This autumn UK audiences will have the first opportunity to witness the English language premiere of Jean René Lemoine’s reimagining of the classic story of passion and revenge Medea.
Previewing at the Marlborough Pub & Theatre in Brighton on the 28th September, the performance will premiere at The Place London presented as part of And What? Queer. Arts. Festival before going on tour to Cambridge Junction, Norwich Arts Centre, Pavilion Dance Bournemouth, Hull Truck Theatre, Unity Theatre Liverpool as part of Homotopia Festival, Lancaster Arts Centre at University of Lancaster, and Birmingham Repertory Theatre.
This startling reimagining sees Medea cast as the ultimate outsider, a stranger in a foreign land, a being filled with rage. Her monologue is half witness-statement, half incantation, taking us from ancient Greece to modern Europe and back again in a provocative, blood-soaked collage of performance, opera, and sexual confession.
Lemoine’s version of Medea, already performed in France to great acclaim, reimagines this archetypal figure from classical drama as a genderless, stateless, and violently transgressive contemporary figure. The playwright, an artist of Afro-French origin born in Haiti, makes Medea a stranger in her own country, who seeks to flee from the asphyxiation of family bonds through carnal union with her brother and then in the physical bedazzlement of her encounter with Jason, the ravisher and the violator. The work speaks about marginalisation, isolation, and exile.

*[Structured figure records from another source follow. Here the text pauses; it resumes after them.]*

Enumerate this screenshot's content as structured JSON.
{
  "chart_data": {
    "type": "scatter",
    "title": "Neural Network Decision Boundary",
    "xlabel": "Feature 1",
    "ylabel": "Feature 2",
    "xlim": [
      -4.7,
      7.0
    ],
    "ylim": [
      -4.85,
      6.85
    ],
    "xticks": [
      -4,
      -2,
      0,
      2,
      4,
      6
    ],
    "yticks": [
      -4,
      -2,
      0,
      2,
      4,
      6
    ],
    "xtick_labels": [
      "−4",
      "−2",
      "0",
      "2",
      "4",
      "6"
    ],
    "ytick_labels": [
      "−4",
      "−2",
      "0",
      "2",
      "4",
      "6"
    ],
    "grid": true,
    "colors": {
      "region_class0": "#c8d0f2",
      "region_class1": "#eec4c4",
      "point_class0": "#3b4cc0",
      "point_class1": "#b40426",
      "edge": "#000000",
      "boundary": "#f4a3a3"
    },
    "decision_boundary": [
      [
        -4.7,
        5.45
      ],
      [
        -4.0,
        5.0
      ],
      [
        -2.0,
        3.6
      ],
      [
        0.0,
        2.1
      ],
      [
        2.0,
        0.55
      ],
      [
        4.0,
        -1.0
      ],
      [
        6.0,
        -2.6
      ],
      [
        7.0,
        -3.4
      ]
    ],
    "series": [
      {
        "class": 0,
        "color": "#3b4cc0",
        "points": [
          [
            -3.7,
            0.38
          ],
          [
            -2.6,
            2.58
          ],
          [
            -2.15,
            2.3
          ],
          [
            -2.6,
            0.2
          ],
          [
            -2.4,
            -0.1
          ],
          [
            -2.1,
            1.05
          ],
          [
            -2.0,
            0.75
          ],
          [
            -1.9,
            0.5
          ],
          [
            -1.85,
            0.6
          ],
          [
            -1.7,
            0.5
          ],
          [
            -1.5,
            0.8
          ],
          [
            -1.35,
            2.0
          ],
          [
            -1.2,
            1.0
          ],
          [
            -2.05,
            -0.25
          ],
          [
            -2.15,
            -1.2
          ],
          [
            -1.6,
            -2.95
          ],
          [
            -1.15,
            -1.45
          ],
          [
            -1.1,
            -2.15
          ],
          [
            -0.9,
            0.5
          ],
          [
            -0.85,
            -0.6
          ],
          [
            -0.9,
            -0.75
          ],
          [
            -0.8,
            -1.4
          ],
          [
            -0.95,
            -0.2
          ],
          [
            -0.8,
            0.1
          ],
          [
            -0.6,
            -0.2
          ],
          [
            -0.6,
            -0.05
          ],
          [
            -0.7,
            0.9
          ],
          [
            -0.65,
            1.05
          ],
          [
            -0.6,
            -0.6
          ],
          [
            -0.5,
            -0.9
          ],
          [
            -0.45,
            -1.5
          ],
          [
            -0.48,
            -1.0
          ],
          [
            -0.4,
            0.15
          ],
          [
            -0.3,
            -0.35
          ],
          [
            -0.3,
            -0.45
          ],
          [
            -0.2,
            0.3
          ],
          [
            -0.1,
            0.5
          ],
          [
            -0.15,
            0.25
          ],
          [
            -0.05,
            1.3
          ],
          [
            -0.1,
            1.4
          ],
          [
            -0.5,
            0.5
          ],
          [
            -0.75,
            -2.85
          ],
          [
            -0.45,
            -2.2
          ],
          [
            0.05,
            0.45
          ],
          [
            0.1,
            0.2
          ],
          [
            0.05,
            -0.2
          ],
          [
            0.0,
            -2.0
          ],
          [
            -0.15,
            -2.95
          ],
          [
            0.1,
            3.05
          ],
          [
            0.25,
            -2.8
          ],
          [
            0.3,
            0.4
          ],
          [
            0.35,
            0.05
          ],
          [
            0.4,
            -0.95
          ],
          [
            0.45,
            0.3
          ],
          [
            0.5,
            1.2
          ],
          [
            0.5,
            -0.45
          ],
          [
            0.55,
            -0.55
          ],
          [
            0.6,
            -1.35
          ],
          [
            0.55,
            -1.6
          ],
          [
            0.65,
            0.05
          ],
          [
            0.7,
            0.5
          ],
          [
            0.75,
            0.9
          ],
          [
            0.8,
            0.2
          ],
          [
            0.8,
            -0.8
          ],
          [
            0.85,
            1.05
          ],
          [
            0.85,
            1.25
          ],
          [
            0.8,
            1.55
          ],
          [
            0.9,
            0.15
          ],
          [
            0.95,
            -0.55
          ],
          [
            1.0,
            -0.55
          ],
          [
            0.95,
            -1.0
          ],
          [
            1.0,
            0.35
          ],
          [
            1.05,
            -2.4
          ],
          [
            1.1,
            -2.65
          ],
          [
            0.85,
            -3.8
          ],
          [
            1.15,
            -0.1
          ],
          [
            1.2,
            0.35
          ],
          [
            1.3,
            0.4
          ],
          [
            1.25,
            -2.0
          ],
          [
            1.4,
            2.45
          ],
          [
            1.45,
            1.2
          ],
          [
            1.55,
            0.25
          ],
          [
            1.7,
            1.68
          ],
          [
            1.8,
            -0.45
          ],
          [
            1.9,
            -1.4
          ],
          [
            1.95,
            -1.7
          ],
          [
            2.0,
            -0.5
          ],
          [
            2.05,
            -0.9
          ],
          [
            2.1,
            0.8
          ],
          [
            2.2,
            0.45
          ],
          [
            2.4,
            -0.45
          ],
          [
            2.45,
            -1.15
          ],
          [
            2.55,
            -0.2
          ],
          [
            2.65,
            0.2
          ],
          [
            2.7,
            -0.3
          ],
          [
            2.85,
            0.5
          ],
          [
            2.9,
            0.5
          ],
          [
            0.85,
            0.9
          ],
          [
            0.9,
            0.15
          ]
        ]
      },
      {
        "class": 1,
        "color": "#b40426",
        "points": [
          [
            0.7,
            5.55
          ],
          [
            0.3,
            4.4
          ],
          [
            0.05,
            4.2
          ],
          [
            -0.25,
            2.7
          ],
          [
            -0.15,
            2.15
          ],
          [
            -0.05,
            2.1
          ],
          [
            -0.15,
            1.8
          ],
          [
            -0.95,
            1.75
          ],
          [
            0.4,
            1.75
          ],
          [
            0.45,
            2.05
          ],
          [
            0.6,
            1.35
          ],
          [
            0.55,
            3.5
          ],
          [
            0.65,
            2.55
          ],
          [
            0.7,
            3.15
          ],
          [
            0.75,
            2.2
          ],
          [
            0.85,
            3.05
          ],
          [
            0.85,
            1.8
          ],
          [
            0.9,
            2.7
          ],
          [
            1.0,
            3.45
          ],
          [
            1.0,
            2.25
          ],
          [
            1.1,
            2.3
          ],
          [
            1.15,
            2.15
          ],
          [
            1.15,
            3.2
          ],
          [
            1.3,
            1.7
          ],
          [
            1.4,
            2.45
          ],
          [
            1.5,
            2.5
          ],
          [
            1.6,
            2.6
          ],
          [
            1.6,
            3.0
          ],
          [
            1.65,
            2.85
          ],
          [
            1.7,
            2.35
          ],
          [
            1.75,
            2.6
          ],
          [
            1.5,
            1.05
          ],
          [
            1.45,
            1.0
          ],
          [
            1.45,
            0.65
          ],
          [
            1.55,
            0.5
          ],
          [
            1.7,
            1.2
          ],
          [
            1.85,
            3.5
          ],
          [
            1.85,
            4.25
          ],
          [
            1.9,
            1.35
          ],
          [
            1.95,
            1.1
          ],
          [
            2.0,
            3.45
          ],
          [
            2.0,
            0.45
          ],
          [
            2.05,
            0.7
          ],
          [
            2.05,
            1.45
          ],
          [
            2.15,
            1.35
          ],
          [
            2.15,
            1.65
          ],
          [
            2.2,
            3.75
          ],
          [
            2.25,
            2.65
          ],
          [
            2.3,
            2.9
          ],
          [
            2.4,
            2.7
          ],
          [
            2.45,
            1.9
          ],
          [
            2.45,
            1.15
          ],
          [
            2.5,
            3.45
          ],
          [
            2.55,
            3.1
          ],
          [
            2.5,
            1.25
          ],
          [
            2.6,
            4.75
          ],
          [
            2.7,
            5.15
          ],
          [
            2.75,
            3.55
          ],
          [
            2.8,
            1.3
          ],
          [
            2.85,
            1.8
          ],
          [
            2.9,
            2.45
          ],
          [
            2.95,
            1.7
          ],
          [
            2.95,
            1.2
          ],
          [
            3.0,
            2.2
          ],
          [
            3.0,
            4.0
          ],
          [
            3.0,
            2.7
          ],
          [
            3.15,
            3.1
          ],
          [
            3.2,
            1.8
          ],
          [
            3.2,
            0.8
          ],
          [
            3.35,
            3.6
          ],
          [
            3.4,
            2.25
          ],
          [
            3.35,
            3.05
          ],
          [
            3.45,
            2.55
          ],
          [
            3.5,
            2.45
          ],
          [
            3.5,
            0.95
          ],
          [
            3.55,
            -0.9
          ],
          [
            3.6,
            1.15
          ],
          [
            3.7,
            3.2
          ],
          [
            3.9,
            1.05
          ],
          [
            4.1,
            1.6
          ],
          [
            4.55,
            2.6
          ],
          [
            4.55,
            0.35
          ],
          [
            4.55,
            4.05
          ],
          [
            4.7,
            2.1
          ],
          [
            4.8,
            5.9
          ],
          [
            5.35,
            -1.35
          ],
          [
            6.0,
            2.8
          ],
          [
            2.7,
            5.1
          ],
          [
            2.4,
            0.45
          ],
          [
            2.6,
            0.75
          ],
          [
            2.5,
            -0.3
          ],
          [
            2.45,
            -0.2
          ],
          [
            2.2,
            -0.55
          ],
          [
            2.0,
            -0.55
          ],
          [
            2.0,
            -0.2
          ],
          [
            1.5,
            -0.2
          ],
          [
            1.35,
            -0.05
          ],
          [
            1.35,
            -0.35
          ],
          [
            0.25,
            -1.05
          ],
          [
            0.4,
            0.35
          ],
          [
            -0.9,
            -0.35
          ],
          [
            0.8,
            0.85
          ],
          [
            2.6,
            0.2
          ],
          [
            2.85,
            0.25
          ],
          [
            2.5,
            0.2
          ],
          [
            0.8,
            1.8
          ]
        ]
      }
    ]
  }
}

The performer, dancer and vocalist, François Testory fuses his extraordinary physicality, and androgynous and unique stage presence with a radical mixing of classical and contemporary vocal technique to bring the murderous figure of Medea to life in this evocative lament featuring live music by Phil Von. Testory has performed with some of Europe’s most innovative companies, including Lindsay Kemp, DV8, Rambert Dance Company, Punch Drunk, and Gecko.
The production will tour in smaller-scale venues across the UK in order to ensure the work is experienced by young diverse audiences in a bid to present highly charged theatre on an accessible platform. Through the performance itself and an accompanying programme of audience engagement and participation, audiences will be encouraged to explore the issues with which the work deals.